NAG FISHERY CO-MANAGEMENT
At a time when fish resources are being exploited, co-management systems work to ensure all our fisheries are ecologically sustainable. Many of Myanmar coastal fisheries are now either unmanaged or under some form of limited management. Through different donors, NAG spent about one decade in Rakhine, Ayeyarwaddy, Bago, Mon and Tanintharyi – all to initiate and enhance co-management. Apart from the economic and social value to our coastal region of having healthy fish stocks for the future, regional consumption rate is also gradually increasing. Managing coastal fisheries to the highest standards is therefore vital to the long-term viability of fishing sector. Fostering co-management is implemented through a series of legislated plans, regulations, orders and license conditions. These are developed in conjunction with industry, elite groups-the rich and the authorities, associations and civil society groups.

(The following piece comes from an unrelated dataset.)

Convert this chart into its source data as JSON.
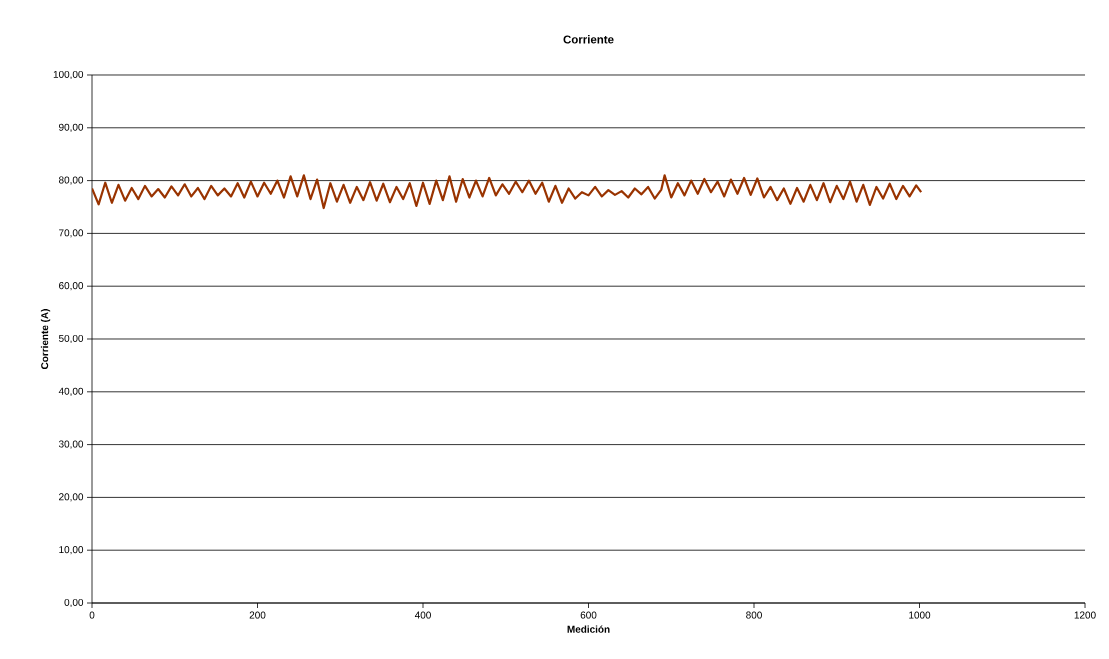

Strengthening the skills of DoF staff & local community
We work on strategy and policy, and we will establish a training center for the people who work for the fishers. We have been building the capacity of DoF staff their skills to be more effective supporters. We talk with them; we run workshops/meetings for them; we facilitate communities’ voice for land rights; we share key expert’s findings; we write policies and procedures. We have met the ministers of each coastal region and state to advocate for fishers.
Accomplishment in reducing resource exploitation
It is crucial to provide the fishery community a proper value chain training for not only catch but processing, usually done by women. We know, because we’ve been working for them since Nargis 2008. Communities have already practiced co-management in Rakhine and part of Ayeyarwaddy- Pyar Pon and Daedaye Tsp. We already imposed parliament to consider co-management as a component of Ayeyarwaddy fresh water fishery laws. In Mon state, Aungkanthar village was approved by the minister as a co-management area.
Are we effective? We also support the community with revolving fund; and it provides them one channel to depict their desire for alternative good. How can we ever know what tragedies/losses we have prevented? Managing ecosystems and land erosion present considerable challenges. We believe with this dynamic approach, and with the support of the local community, we have the best chance of achieving our goal of sustainable fisheries management and securing the best social and economic outcomes for the region.